A Closer Look at Cells: Microscopy Advances in Observing Yeast

1. This time series of fluorescence micrographs shows fission yeast cells undergoing cytokinesis. The green-tagged proteins mark the contractile ring, while the red proteins indicate the sites of endocytosis. Courtesy of Thomas Pollard.

 Microscopy has come a long way throughout the career of Thomas Pollard, Sterling Professor of Molecular, Cellular, and Developmental Biology. When he first started research as an undergraduate student in the 1960s, the only technique available to him was visible light microscopy. Fifty years later, his research team has developed quantitative methods that go far beyond just magnifying organisms.

While regular microscopes yield only qualitative data, Pollard’s calibrated fluorescence microscope shines light into a yeast cell and measures the amount of photons emitted back, indicating the number of molecules that accumulate and disappear during endocytosis,the process by which cells engulf molecules.
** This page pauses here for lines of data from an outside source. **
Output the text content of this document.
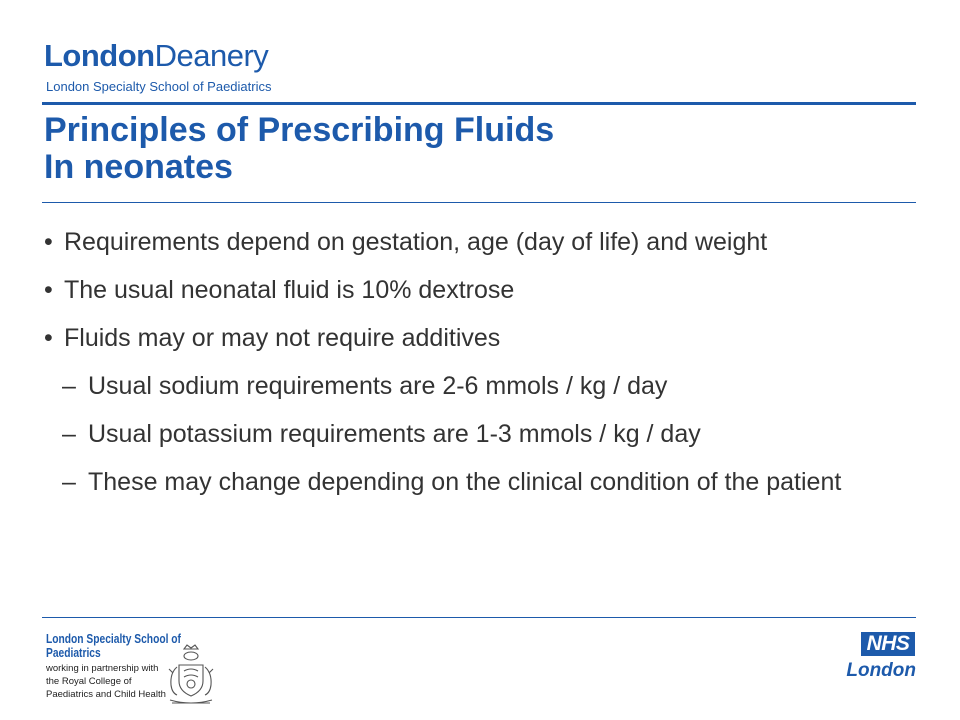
LondonDeanery
London Specialty School of Paediatrics
Principles of Prescribing Fluids
In neonates
• Requirements depend on gestation, age (day of life) and weight
• The usual neonatal fluid is 10% dextrose
• Fluids may or may not require additives
– Usual sodium requirements are 2-6 mmols / kg / day
– Usual potassium requirements are 1-3 mmols / kg / day
– These may change depending on the clinical condition of the patient
London Specialty School of
Paediatrics
working in partnership with
the Royal College of
Paediatrics and Child Health
NHS
London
As he explained, “my colleague Julien Berro, now Assistant Professor of Molecular Biophysics and Biochemistry, improved the time resolution of quantitative microscopy by taking data from different endocytosis events and lining them up precisely on the same time scale to give much better data than in any individual event. His “temporal super-resolution” method allows us to follow endocytosis with more precision than possible before.”

Pollard’s team also collaborating with Professor of Cell Biology Joerg Bewersdorf to use super-resolution microscopy to distinguish the positions of several different proteins at sites of endocytosis and cytokinesis.

These advances in microscopy provide greater insight into understanding cell processes and the structures involved in them. Their work is applicable to biological research on diverse cell types, and the next step is to see calibrated microscopes used to investigate live animal cells.